As already told by many of you, and in spite of the armed guard standing at the entrance of the camp, we forced the gate and rushed into the fields out of the camp in order to cheer and congratulate our rescuers.
Major Staiger was in charge of the team. He had already put his harness and parachute aside and was standing on top of a mound when we first saw him. This mound was a tomb. For centuries, the Chinese used to bury their ancestors in the fields and they built a mound to mark the place of the burial. The highest mound was assigned to the oldest ancestor.

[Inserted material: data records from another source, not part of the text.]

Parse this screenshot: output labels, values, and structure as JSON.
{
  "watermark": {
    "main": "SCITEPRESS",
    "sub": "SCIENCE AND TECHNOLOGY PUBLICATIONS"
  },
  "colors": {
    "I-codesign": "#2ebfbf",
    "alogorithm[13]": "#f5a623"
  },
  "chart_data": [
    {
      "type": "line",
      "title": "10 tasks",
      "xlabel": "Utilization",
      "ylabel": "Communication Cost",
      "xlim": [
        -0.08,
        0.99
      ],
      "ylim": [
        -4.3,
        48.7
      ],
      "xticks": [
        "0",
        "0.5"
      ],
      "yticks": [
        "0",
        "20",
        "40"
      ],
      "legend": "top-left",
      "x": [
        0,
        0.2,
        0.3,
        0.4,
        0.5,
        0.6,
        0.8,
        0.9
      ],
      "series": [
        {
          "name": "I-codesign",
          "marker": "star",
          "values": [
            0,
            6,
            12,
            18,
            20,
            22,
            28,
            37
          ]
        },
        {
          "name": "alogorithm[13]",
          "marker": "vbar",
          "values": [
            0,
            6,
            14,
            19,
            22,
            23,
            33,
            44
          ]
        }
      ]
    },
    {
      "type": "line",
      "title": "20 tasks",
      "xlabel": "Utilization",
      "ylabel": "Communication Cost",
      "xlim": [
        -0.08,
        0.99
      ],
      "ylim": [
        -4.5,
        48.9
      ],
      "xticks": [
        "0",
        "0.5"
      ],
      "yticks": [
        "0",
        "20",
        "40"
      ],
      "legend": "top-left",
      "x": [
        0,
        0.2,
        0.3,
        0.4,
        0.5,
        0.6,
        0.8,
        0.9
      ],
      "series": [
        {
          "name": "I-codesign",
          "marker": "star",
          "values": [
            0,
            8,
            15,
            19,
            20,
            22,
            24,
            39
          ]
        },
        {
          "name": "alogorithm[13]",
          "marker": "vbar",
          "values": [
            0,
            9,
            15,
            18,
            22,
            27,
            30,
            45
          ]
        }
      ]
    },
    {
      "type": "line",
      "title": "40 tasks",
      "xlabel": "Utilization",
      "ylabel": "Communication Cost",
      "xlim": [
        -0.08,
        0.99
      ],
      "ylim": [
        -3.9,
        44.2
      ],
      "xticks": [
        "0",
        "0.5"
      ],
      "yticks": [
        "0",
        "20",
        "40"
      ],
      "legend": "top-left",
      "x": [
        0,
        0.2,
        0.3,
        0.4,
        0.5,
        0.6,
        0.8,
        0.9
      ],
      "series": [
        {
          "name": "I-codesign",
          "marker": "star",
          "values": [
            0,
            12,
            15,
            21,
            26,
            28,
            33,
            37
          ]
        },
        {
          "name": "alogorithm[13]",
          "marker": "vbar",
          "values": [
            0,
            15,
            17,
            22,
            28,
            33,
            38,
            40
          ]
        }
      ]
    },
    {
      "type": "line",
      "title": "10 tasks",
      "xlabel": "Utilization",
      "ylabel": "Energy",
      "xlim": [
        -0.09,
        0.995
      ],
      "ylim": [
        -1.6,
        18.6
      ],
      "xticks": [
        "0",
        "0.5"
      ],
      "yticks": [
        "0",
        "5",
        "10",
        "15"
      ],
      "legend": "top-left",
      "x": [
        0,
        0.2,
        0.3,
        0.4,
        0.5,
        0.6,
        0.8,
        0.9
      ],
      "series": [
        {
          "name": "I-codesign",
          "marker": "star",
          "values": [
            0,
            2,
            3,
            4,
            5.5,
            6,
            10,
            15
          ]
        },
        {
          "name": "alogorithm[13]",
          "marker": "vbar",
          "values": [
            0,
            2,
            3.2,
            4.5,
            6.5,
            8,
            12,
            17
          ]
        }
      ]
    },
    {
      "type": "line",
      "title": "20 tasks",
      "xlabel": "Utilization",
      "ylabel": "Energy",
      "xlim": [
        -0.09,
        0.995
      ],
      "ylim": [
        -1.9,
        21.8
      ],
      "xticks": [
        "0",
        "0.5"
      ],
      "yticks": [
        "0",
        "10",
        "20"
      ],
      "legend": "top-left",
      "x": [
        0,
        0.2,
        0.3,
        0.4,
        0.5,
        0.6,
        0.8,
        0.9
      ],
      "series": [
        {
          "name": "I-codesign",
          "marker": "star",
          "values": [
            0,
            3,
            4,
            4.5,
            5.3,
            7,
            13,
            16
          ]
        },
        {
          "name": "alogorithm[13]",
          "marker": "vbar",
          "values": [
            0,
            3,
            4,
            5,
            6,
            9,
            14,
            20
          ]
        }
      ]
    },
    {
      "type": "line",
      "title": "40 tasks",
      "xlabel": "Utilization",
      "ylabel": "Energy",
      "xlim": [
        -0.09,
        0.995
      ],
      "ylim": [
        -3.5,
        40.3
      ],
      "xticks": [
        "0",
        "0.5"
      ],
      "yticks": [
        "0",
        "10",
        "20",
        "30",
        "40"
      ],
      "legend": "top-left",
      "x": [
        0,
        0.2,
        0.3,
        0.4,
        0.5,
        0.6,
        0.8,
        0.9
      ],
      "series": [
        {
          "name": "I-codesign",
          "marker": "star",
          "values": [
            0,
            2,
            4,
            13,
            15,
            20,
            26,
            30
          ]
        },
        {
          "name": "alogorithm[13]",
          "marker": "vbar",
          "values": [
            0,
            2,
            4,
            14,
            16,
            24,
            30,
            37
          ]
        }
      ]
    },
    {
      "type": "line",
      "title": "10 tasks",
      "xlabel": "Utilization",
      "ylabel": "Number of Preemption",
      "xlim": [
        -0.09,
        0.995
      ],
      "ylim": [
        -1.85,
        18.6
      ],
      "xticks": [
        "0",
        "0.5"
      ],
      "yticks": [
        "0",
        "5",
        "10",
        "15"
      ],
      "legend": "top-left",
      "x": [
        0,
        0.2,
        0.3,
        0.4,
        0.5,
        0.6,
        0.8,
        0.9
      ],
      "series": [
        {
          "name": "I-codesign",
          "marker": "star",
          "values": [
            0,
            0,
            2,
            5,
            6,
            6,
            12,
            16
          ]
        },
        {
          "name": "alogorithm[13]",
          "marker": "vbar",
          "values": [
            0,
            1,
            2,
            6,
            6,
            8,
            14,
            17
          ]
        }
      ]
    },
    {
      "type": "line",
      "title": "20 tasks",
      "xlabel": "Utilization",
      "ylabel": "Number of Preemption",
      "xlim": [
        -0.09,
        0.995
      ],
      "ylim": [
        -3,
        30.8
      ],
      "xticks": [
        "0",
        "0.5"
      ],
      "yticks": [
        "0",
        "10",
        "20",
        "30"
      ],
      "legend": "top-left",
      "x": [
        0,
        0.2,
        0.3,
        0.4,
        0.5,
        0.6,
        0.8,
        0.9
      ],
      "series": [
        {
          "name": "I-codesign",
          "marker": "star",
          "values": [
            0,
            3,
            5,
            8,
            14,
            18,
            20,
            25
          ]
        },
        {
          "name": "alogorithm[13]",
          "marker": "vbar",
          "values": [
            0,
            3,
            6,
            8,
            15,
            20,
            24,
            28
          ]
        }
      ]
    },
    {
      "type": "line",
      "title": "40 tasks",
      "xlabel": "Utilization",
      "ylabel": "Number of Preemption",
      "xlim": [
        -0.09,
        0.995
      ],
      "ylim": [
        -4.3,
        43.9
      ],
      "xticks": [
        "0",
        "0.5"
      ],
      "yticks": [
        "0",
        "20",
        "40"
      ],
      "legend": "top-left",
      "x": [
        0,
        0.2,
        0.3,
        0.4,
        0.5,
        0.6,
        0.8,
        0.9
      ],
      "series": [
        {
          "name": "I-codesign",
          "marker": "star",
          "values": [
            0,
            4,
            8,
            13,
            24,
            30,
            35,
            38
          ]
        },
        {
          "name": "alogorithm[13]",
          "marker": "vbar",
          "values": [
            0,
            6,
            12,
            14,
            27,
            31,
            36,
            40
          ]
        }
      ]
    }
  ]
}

Major Staiger accepted our cheers but very soon, wisely said: "Please gather next to this tomb, all the parachutes with their loads and also, bring here the men who had jumped with their white silk parachutes. About more or less an hour later, everything was ready and we hoisted the seven men on our shoulders as, of course, we wanted to honour them as our heroes. When we approached the walls of the camp, Staiger gave us the order to let them down so that they could encounter the captain of the camp and the guards who were watching us coming.
This was a wise measure , since the guards were all armed and our rescuers did not know at that moment what the Japanese's reaction would be in regard to this particular situation.
As I re-entered the camp on my own I met two friends who were standing alongside the wall ready to defend us in case of a violent Japanese reaction. They were Roy Chu and Wade. Both had an axe in their hands, and they had put their red armbands to be recognised. Only then, did I discover that a group of bachelors in the camp had organized a secret brigade to protect us from the Japanese, in case they would start their plan to exterminate us all.
Fortunately this did not happen. Everything went smoothly when the rescue team met the guards. Both groups received instructions not to fight and we would sleep in peace during the next two months that we had to stay in camp, allowing intelligence officers to screen the past history of every one of us and to finally be able to evacuate my group to Peking by a plane, a C-46, on October 17th, 1945.